İçine ata ata nereye kadar değil mi ama!
* * *
En sevdiğim tarafı;
Deriye yararlı!
“Koalisyon mu, azınlık hükümeti mi?”, “Kim kiminle nerede?”, “Kim saray ajanı, kim hain, kim sadık, kim ilkelerine bağlı?”, “İktidar mı olmalı, muhalefette mi kalmalı?”
Az şey mi?
“Kurdeşen” döktürür memleket meselesini kendini “dert” edinen adama...
Ama...
Asıl, “kızarabilme” kabiliyeti kazandırdığından girmeli güneş banyosuna şu ara;
Şart bunca arsız, yüzüne tükürsen yağmur sanmaya meyilli utanmaza!
* * *
Ben bir de beynin hormonal işlevlerini normale döndürdüğü için hararetle tavsiye ediyorum güneşi!
Bir terör örgütünün siyasi temsilcilerinin, 40 bin insanın katli ve devletin bölünmez bütünlüğüne saldırıdan sanık olarak ömür boyu tecrite mahkûm edilmesi gerekirken, “millî irade”ye vekaletle ödüllendirilmesinden çok daha “normal” bir “normalleştirici”dir en azından!
Bir partinin kendisinde bir diğer partiye “neden adayını destekledin” hesabı sorabilme hakkı bulabildiği bir ortamda mesela...
Bir partinin rakibi olan siyasi partiyi “kendisi gibi olmamakla” suçlayabildiği ortamda -onun gibi olacaksa niye ayrı bir siyasi söylemle çıksın halbuki seçmenin karşısına-...
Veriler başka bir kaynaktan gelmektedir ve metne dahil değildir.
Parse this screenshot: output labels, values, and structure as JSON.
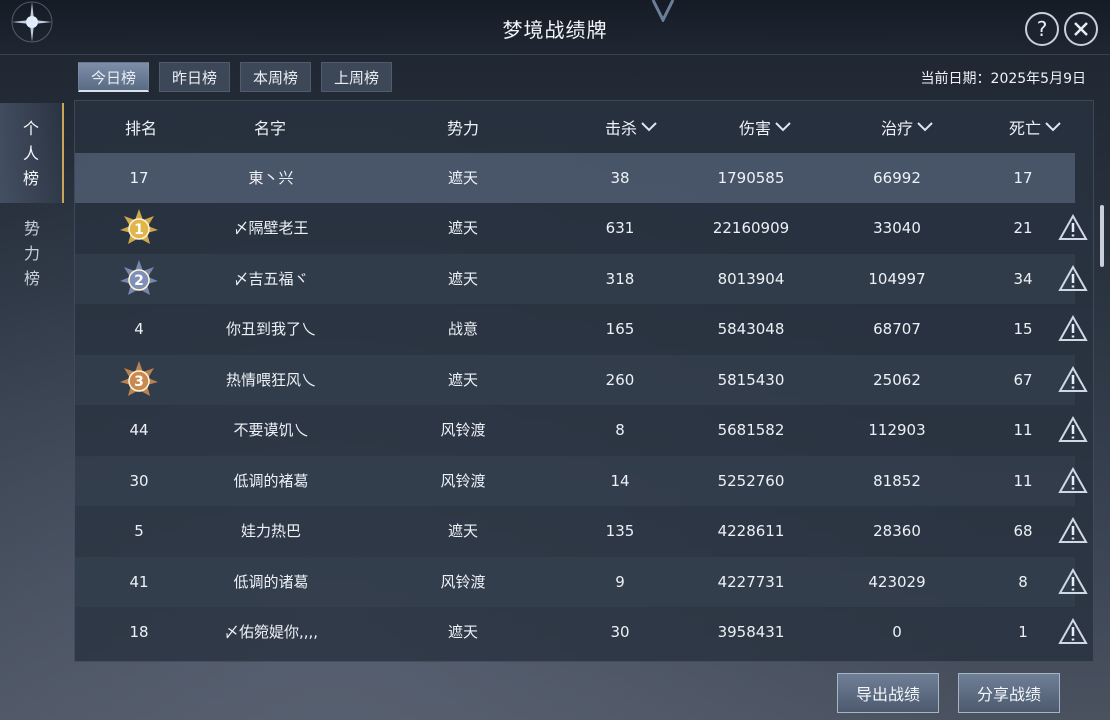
{
  "window": {
    "title": "梦境战绩牌"
  },
  "tabs": [
    "今日榜",
    "昨日榜",
    "本周榜",
    "上周榜"
  ],
  "date": {
    "label": "当前日期：2025年5月9日"
  },
  "side_nav": [
    {
      "chars": [
        "个",
        "人",
        "榜"
      ]
    },
    {
      "chars": [
        "势",
        "力",
        "榜"
      ]
    }
  ],
  "table": {
    "headers": {
      "rank": "排名",
      "name": "名字",
      "faction": "势力",
      "kills": "击杀",
      "damage": "伤害",
      "heal": "治疗",
      "deaths": "死亡"
    },
    "self_row": {
      "rank": "17",
      "name": "東丶兴",
      "faction": "遮天",
      "kills": "38",
      "damage": "1790585",
      "heal": "66992",
      "deaths": "17"
    },
    "rows": [
      {
        "rank": "1",
        "medal": "gold-medal-icon",
        "name": "〆隔壁老王",
        "faction": "遮天",
        "kills": "631",
        "damage": "22160909",
        "heal": "33040",
        "deaths": "21"
      },
      {
        "rank": "2",
        "medal": "silver-medal-icon",
        "name": "〆吉五福ヾ",
        "faction": "遮天",
        "kills": "318",
        "damage": "8013904",
        "heal": "104997",
        "deaths": "34"
      },
      {
        "rank": "4",
        "name": "你丑到我了乀",
        "faction": "战意",
        "kills": "165",
        "damage": "5843048",
        "heal": "68707",
        "deaths": "15"
      },
      {
        "rank": "3",
        "medal": "bronze-medal-icon",
        "name": "热情喂狂风乀",
        "faction": "遮天",
        "kills": "260",
        "damage": "5815430",
        "heal": "25062",
        "deaths": "67"
      },
      {
        "rank": "44",
        "name": "不要谟饥乀",
        "faction": "风铃渡",
        "kills": "8",
        "damage": "5681582",
        "heal": "112903",
        "deaths": "11"
      },
      {
        "rank": "30",
        "name": "低调的褚葛",
        "faction": "风铃渡",
        "kills": "14",
        "damage": "5252760",
        "heal": "81852",
        "deaths": "11"
      },
      {
        "rank": "5",
        "name": "娃力热巴",
        "faction": "遮天",
        "kills": "135",
        "damage": "4228611",
        "heal": "28360",
        "deaths": "68"
      },
      {
        "rank": "41",
        "name": "低调的诸葛",
        "faction": "风铃渡",
        "kills": "9",
        "damage": "4227731",
        "heal": "423029",
        "deaths": "8"
      },
      {
        "rank": "18",
        "name": "〆佑箢媞你,,,,",
        "faction": "遮天",
        "kills": "30",
        "damage": "3958431",
        "heal": "0",
        "deaths": "1"
      }
    ]
  },
  "buttons": {
    "export": "导出战绩",
    "share": "分享战绩"
  },
  "colors": {
    "medal_gold": "#e0b54a",
    "medal_silver": "#7f8fb8",
    "medal_bronze": "#c98a50",
    "accent_gold": "#c8a55b"
  }
}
Bir partinin aslen tek başına iktidar da olsa çıkaracağı, kendisinin defalarca çıkarılmasını zaten teklif ettiği yasaların çıkmasına verdiği desteğin “koltuk değnekliği” diye itibarsızlaştırıldığı bir ortamda...
Siyasi partilerin şahıslarına münhasır yapılarını önce siyasi partilerin kabule yanaşmadığı bu komplo teorileri diyarında... Evhamlarla savaşın değişmez galibi serotonin “akıl tutulması”nı gidermede de etkilidir!
* * *
Herhangi bir subliminal mesaj içermiyor bu yazı; ciddi/samimiyim giriş cümlesinde. Ankara’nın güneş görmeyen kulislerinde Erdoğan’ın oyununda, Erdoğan’ın biçtiği rolü sahnelemek üzere sıranızı bekleyeceğinize, başınızı kumdan çıkarıp günebakanlar gibi yaşamayı deneyin biraz bence...
Yorgunluk, yılgınlık, yıpranmışlıktan ziyade enerji lazım olacak her durumda olağandan “erken” yapılacağı aşikar seçimde!